ぼやけた視界で上に乗った男を見れば男は俺がコイツを見ていることに気づいたようで、心底愉しそうに笑った。男が腰を揺らせばナカのモノも動き、衝撃ででた声に男はまた嗤う。
細く暗い路地裏には俺の小さな声だけが響いていた。
「ぁ、あ……」
結合部から鳴るごちゅごちゅとした音も俺の耳には遠く、ガラスを隔てた別の世界のように感じる。
一体どのくらいの時間が経ってるんだろ。
ただ揺すられるだけのモノに成り果てた俺では時間も分からなかった。
「シャンクス……?」
ふと、声が聞こえた。
男の声も聞こえなくなった俺の耳に、ぽつりとひとつ。
声の方に眼を動かせば小さな人影が立っていた。
俺の、大切な兄弟分。
男の体の後ろ、この路地と通りの境にバギーは立っていた。
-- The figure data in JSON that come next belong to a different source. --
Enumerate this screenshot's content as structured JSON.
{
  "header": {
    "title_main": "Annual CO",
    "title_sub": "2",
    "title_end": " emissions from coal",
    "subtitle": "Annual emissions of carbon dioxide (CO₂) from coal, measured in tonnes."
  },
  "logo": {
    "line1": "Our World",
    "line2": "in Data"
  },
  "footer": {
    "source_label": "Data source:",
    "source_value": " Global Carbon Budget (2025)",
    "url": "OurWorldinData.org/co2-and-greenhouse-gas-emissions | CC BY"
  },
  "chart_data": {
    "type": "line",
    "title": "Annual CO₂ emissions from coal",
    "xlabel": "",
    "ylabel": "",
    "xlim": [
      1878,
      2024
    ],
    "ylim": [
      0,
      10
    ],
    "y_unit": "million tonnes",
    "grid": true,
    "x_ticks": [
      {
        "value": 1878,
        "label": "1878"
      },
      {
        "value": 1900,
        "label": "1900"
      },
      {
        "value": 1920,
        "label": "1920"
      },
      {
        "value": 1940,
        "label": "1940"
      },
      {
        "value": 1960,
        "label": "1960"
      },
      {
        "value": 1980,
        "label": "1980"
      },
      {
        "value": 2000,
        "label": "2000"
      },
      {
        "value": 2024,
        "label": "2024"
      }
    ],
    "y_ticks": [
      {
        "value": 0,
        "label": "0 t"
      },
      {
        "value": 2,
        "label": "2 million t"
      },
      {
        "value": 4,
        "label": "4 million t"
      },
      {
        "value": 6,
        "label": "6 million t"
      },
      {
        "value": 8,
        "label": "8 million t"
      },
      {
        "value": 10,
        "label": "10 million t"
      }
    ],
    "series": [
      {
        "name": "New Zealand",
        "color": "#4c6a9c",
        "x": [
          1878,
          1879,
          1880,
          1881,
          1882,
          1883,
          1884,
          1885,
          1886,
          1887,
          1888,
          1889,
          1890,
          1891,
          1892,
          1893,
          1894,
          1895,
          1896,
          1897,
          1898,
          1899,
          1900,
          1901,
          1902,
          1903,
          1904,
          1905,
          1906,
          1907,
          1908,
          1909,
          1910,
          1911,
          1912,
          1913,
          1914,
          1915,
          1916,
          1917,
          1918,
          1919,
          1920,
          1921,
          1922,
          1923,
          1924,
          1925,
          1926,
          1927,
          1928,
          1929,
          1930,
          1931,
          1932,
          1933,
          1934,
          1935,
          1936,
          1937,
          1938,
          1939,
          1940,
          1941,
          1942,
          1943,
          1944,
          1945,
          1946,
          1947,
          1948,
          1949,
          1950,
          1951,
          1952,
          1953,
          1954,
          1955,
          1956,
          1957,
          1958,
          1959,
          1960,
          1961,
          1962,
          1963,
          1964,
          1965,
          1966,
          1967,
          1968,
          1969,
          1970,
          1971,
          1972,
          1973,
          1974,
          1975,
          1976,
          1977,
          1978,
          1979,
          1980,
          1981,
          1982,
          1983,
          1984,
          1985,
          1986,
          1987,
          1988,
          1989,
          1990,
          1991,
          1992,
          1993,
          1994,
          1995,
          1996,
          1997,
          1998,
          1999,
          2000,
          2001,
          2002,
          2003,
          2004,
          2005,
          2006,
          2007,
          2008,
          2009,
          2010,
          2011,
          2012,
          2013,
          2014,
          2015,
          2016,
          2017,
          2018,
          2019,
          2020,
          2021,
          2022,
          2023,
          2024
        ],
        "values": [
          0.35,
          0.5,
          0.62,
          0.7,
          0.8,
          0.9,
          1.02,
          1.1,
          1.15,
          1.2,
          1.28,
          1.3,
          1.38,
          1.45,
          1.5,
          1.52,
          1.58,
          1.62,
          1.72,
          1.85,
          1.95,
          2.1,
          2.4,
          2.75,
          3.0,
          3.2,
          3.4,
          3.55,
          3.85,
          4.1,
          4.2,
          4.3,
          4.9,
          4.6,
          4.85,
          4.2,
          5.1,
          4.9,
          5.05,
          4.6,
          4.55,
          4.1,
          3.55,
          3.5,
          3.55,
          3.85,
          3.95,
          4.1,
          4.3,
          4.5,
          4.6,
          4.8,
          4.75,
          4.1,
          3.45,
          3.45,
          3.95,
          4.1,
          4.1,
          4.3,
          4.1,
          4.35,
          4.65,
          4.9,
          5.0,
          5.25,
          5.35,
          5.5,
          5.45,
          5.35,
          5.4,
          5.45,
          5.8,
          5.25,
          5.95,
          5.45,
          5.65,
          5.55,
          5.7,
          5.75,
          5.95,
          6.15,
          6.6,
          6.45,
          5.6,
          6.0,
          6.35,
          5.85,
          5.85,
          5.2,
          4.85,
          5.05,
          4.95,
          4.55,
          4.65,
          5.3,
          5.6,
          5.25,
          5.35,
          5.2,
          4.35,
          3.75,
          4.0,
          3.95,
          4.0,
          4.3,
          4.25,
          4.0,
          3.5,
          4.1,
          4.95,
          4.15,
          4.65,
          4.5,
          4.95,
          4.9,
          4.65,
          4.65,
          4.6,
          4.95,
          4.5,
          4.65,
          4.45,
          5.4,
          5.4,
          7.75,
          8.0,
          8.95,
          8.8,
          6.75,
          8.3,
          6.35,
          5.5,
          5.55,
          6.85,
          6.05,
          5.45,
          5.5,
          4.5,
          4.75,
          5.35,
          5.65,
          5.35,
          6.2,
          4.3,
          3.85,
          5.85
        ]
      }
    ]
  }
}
霞む視界でもその鼻でバギーだとわかる。
バギー、にげろ。
そう言いたいのに散々殴られ、突っ込まれた口は上手く動かない。
「……ァ、ぎぃ」
微かな、本当によく耳をすまさないと聞こえないような小さな声。俺は下手くそに名前を呼んだ。
にげろ、はやく、ろじゃーせんちょうたちのとこに。
瞬きすら億劫でぼんやりする視界のなか、またひとつバギーを呼ぶと俺の意識は闇へと落ちた。